According to what I what told here there is 0.5 degrees from the beginning the end of the sunset.
Unfortunately I didn't understand two things:
1) How can I prove in the simplest way that there's 0.5 degrees only from the beginning to the end of the sunset.
2) Why it is not adjust to my past observation on these phases (which was much longer (range from 5-7 minutes). which makes it between 1-2 degrees.
The easiest way to measure the sun would be to use a pin-hole camera.

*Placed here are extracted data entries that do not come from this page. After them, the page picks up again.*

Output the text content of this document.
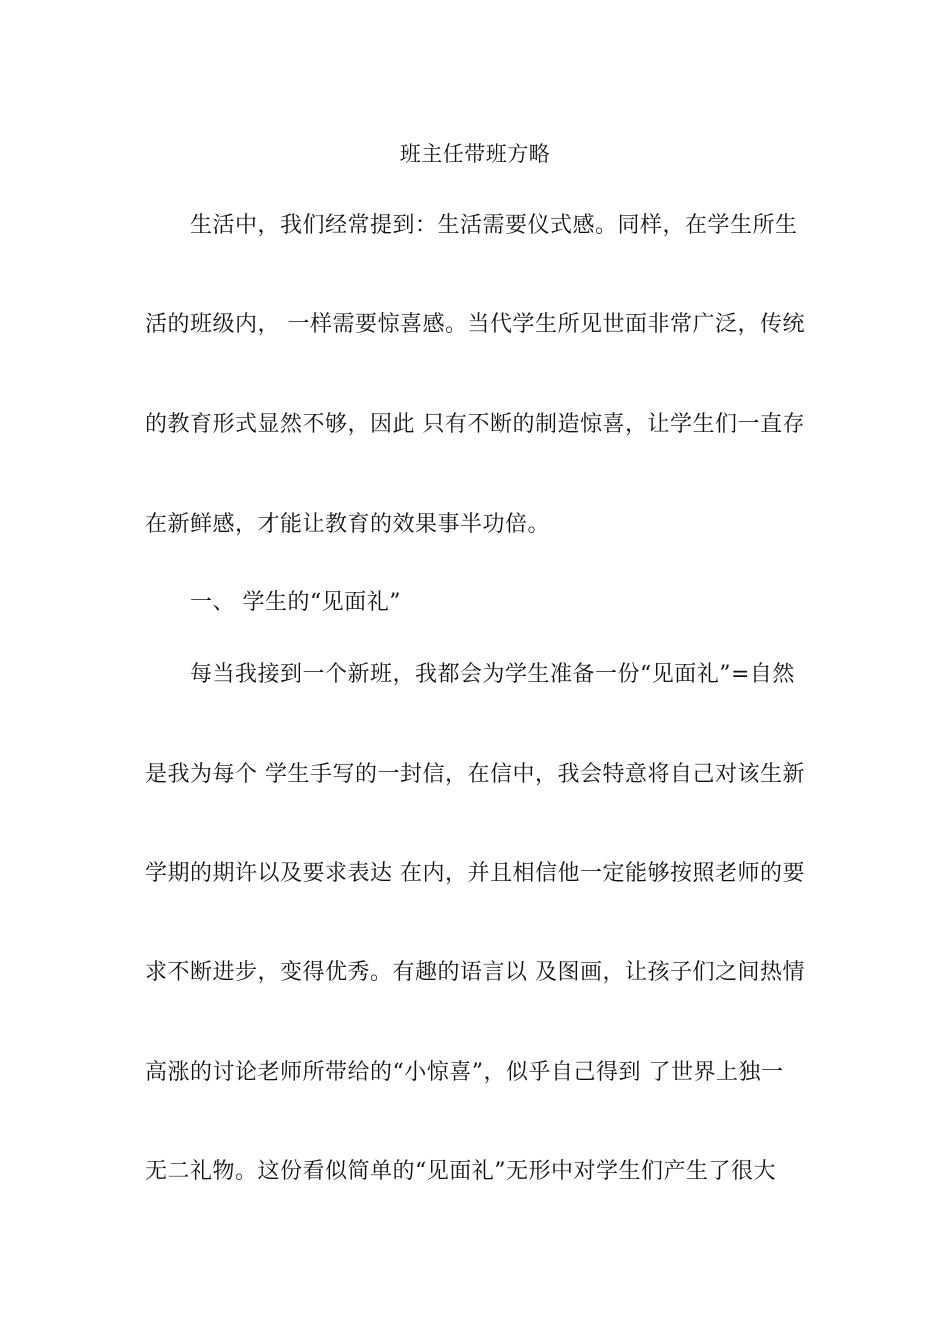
班主任带班方略
生活中，我们经常提到：生活需要仪式感。同样，在学生所生
活的班级内， 一样需要惊喜感。当代学生所见世面非常广泛，传统
的教育形式显然不够，因此 只有不断的制造惊喜，让学生们一直存
在新鲜感，才能让教育的效果事半功倍。
一、 学生的“见面礼”
每当我接到一个新班，我都会为学生准备一份“见面礼”=自然
是我为每个 学生手写的一封信，在信中，我会特意将自己对该生新
学期的期许以及要求表达 在内，并且相信他一定能够按照老师的要
求不断进步，变得优秀。有趣的语言以 及图画，让孩子们之间热情
高涨的讨论老师所带给的“小惊喜”，似乎自己得到 了世界上独一
无二礼物。这份看似简单的“见面礼”无形中对学生们产生了很大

Use a piece of card with a pin hole. Hold it up so the sun shines through the pin hole and onto a piece of paper. (Don't look at the sun through the hole - eye damage)
You will see a circle of light on the paper, this is the image of the sun. If the paper is 100cm from the card and the size of the image of the sun is $x$ cm, then you can work out the angular size of the sun. It is about $\tan^{-1}(x/100)$ which is approximately $\frac{180x}{100\pi}$ You should get an angle of about 0.5 degrees.
The mean angular radius of the Sun in radians is
$$ \frac{R_\odot}{\mathrm{au}} = \frac{6.96 \times 10^5~\mathrm{km}}{1.496 \times 10^8~\mathrm{km}} = 4.65 \times 10^{-3} $$
and its mean angular diameter is twice that, 0.00930 radian or 0.533°. As the Earth's distance from the Sun annually varies by ±1.67%, the Sun's angular diameter varies between 0.524° in July and 0.542° in January.
During a sunset, the Sun's altitude relative to the horizon decreases by that same angle. If the observer is on the equator, the Sun goes straight down in just over 2 minutes as you would expect. Otherwise the Sun descends at an oblique angle $q$, extending sunset by a factor of $1 / \sin q$. For example, if $q$ is 30°, sunset takes twice as long as if $q$ were 90°. If the observer's latitude is $\varphi$ and the Sun's declination is $\delta$, then
$$ q = \cos^{-1} \frac{\sin \varphi}{\cos \delta} $$
If $\delta \approx 0^\circ$, then $q \approx 90^\circ - \varphi$.
What changes at a nearly constant rate of 15°/hour is the Sun's hour angle relative to the meridian, measured around the celestial equator. One degree of hour angle at declination $\delta$ spans only $\cos \delta$ degrees of sky, so the Sun appears to set about 8% slower in June and December than it does in March and September.